Power Solutions for Multiple Outputs
In medical devices requiring multiple outputs for patient contact, the low leakage current provided by the additional DC-DC converter, which may be as low as 2 μA, provides an easy to implement robust solution to both patient auxiliary and patient leakage current requirements.
Where multiple outputs are required in the AC-DC stage the complication becomes the earth leakage current which is limited by the SFC touch current and makes the use of multiple power supplies impractical. In this instance, a multiple output AC-DC supply may be required.
For lower power systems, up to 300 W, there are multiple output medically approved units available in open frame or U-channel formats or, alternatively, extra voltage rails may be created using isolated or nonisolated off-the-shelf DC-DC converters running from a single output AC-DC power supply.
For higher power applications, there are readily available configurable solutions providing high power multiple output power solutions with medical safety agency approvals as standard, such as the fleXPower series.
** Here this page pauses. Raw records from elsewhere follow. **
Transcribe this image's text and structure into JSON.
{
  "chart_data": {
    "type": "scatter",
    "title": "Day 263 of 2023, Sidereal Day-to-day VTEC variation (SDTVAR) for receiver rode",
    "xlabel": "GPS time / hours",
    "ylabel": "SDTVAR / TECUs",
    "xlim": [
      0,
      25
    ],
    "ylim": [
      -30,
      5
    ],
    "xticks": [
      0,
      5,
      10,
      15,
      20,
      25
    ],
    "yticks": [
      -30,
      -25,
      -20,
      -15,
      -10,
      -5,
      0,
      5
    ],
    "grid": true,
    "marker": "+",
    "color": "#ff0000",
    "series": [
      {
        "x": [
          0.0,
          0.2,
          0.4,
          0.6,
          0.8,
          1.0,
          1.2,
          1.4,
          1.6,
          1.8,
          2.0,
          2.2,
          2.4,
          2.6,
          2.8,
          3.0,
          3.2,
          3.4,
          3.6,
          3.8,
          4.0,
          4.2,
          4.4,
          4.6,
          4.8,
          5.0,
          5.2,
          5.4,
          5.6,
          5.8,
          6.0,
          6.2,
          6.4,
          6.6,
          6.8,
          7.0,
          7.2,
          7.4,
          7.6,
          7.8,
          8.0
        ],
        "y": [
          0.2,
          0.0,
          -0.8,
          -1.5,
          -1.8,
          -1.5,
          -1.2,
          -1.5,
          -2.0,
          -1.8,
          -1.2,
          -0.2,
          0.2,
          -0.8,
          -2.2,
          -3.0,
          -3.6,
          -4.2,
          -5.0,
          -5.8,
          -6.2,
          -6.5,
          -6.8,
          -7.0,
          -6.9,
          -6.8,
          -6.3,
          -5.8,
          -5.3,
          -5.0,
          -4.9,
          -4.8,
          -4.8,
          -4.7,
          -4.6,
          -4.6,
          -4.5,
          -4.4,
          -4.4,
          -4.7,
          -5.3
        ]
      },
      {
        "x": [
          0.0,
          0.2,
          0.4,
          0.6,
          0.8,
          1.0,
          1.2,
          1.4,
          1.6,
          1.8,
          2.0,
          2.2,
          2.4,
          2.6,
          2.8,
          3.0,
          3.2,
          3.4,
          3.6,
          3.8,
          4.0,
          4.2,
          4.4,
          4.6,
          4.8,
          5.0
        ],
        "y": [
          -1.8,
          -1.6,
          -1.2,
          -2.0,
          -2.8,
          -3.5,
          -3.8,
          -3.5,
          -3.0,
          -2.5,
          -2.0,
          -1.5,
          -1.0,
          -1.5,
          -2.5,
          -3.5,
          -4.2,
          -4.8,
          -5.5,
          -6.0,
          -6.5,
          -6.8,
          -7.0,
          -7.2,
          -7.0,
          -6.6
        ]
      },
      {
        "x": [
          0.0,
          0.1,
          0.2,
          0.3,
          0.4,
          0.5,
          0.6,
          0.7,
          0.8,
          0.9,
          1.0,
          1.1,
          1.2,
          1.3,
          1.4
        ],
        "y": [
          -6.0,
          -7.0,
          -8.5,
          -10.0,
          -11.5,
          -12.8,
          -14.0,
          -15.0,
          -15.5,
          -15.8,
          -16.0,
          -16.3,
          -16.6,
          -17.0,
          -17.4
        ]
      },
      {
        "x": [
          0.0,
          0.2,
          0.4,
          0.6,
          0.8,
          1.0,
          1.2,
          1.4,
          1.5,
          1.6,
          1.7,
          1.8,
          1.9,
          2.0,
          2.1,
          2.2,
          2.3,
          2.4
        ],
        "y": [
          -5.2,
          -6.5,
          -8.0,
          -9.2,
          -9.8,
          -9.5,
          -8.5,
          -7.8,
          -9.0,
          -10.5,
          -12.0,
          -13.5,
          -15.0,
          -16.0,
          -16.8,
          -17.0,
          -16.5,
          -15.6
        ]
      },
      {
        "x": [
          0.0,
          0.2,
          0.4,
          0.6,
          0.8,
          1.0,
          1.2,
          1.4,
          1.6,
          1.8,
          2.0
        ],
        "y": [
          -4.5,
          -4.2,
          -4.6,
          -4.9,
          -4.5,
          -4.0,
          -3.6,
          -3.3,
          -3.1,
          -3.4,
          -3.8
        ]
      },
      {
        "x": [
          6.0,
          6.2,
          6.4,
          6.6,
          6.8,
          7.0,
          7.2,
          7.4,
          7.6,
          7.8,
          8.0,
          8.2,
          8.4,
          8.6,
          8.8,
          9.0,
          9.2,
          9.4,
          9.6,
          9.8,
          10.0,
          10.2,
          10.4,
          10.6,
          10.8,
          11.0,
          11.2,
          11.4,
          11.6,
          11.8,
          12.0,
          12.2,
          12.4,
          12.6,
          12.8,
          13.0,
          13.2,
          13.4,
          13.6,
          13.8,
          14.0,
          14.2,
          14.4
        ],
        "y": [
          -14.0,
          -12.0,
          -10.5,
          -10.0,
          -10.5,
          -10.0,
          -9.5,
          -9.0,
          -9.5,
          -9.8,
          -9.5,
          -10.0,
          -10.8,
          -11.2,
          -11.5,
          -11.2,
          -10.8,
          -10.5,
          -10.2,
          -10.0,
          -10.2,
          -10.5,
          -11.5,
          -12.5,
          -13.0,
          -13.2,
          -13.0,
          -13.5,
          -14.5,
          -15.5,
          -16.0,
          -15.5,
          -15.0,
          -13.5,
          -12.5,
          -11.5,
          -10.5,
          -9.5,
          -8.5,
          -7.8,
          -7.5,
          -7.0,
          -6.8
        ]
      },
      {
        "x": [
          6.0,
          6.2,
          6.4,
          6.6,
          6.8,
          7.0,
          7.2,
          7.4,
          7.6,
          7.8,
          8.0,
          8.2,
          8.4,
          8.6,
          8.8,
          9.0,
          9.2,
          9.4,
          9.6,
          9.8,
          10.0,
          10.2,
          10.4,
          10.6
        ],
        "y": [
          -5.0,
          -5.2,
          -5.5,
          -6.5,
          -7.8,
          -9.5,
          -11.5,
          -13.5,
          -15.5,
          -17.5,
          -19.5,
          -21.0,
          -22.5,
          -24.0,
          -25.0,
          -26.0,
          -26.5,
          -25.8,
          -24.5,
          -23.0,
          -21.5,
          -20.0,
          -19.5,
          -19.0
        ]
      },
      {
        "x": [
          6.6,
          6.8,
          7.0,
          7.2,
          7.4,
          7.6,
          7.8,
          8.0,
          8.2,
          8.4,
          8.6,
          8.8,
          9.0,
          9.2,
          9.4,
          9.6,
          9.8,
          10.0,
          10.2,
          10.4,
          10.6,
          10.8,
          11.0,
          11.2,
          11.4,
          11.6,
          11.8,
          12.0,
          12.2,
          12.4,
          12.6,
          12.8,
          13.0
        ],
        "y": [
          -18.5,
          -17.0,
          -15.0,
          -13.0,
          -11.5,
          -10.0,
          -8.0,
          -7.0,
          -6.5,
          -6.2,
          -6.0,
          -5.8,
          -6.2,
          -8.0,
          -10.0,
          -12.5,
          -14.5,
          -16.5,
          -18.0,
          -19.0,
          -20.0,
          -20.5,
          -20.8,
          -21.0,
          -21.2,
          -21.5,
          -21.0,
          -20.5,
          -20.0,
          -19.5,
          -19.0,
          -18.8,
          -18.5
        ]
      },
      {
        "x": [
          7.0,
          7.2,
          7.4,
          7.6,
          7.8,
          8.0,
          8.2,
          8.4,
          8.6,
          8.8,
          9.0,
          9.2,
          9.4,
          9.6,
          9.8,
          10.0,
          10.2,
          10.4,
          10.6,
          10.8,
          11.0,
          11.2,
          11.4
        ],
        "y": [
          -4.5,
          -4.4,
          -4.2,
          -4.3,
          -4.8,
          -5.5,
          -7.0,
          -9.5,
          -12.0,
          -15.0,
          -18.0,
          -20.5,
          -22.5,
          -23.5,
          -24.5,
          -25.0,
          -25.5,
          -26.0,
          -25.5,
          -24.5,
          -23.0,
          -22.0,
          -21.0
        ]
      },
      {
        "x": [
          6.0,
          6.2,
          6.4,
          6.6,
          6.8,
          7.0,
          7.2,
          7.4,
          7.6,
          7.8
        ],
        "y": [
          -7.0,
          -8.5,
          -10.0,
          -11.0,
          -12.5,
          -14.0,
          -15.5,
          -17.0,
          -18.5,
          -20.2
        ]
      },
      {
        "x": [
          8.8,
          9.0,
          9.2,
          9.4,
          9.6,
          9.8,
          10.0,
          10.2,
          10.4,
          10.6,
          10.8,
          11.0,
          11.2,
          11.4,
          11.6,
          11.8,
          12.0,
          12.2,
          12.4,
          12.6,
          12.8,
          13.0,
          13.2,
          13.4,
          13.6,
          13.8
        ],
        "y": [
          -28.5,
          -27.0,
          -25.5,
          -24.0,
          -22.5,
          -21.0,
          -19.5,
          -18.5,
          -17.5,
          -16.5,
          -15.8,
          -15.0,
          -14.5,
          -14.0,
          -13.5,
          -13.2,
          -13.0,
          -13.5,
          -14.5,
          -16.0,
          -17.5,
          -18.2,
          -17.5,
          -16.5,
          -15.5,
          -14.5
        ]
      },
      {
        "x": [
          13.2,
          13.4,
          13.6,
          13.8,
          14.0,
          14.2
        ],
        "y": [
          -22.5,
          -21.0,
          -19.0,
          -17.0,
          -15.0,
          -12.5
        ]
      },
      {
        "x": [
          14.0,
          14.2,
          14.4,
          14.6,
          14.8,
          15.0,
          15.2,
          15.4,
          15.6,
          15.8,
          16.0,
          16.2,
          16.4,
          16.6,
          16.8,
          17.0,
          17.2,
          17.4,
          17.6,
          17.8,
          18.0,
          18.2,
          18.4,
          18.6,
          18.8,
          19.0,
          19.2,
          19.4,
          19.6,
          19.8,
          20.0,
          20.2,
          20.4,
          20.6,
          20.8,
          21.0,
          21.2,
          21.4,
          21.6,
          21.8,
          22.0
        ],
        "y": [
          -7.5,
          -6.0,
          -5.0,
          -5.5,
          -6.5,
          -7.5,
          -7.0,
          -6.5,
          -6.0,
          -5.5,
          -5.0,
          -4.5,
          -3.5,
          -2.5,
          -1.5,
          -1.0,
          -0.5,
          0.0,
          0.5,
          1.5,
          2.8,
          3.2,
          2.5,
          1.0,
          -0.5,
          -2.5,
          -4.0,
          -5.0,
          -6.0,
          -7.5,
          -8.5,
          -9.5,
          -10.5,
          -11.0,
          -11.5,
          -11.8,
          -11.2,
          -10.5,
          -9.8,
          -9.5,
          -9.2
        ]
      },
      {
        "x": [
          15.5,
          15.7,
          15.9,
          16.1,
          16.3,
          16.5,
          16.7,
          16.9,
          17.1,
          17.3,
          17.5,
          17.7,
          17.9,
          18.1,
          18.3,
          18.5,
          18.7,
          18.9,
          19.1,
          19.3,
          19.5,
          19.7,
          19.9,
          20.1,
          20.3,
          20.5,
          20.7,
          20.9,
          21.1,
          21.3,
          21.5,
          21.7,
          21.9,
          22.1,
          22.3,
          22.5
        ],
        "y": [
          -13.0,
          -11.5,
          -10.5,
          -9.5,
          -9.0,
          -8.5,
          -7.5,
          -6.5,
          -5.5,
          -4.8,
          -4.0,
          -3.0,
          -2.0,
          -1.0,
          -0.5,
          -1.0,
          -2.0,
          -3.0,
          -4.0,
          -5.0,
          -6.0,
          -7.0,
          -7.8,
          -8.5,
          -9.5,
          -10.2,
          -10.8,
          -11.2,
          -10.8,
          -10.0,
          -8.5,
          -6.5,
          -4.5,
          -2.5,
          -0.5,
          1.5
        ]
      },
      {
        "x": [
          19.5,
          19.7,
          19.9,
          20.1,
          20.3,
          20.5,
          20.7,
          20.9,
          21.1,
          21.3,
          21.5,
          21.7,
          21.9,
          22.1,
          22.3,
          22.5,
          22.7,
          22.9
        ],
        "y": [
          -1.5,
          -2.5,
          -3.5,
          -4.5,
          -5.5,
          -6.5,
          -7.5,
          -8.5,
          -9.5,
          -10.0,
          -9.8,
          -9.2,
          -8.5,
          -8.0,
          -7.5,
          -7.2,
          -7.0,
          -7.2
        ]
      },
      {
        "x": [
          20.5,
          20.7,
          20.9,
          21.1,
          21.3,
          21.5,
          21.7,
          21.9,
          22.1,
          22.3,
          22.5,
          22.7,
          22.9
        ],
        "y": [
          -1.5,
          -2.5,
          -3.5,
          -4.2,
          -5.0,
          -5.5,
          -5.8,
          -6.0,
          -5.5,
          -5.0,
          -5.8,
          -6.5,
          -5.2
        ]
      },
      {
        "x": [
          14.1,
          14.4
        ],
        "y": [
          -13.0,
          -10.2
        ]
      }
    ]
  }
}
In higher power devices and motor driven applications, such as bone shavers; surgical tools; and electrically powered tables, beds, and chairs, it is not desirable to employ an additional isolation stage due to both the poor availability of suitably isolated DC-DC devices with higher power ratings and the inherent inefficiency of dual conversion of the power. In these applications, a power supply designed with the necessary isolation, spacing, and patient leakage current is required.
This combination of high isolation and low leakage currents presents its own design challenges in an AC-DC supply. The internal spacing requirement on the secondary side is greatly increased and must be implemented with system integration in mind. The requirements for low emissions and low leakage current are in conflict, requiring a low-noise topology and care in minimizing differential and common mode noise throughout the product while minimizing the line frequency ripple in primary circuits to reduce patient leakage current for the same input to output capacitance.
These higher power applications are usually BF rated, rather than CF rated, meaning that the patient leakage current requirement, while challenging, is less severe at 100 μA rather than 10 μA, and there are increasing numbers of standard AC-DC power supplies available that suit BF rated applications. XP Power's new 250 W, BF rated, CMP250 series, for example, comes with the isolation, leakage current, and 4th edition EMC requirements catered for with the added benefit of convection cooling to eliminate noisy system fans and combines a constant current overload characteristic with up to two times peak power for up to one minute making it ideally suited to motor driven applications.
The requirements for patient-connected medical devices are challenging for power system designers. Utilizing standard, approved, and suitably rated products or combinations of products with proven EMC performance such as those discussed above can provide the best value, lowest risk, and fastest time to market solution, simplifying both safety and EMC compliance of the end medical device.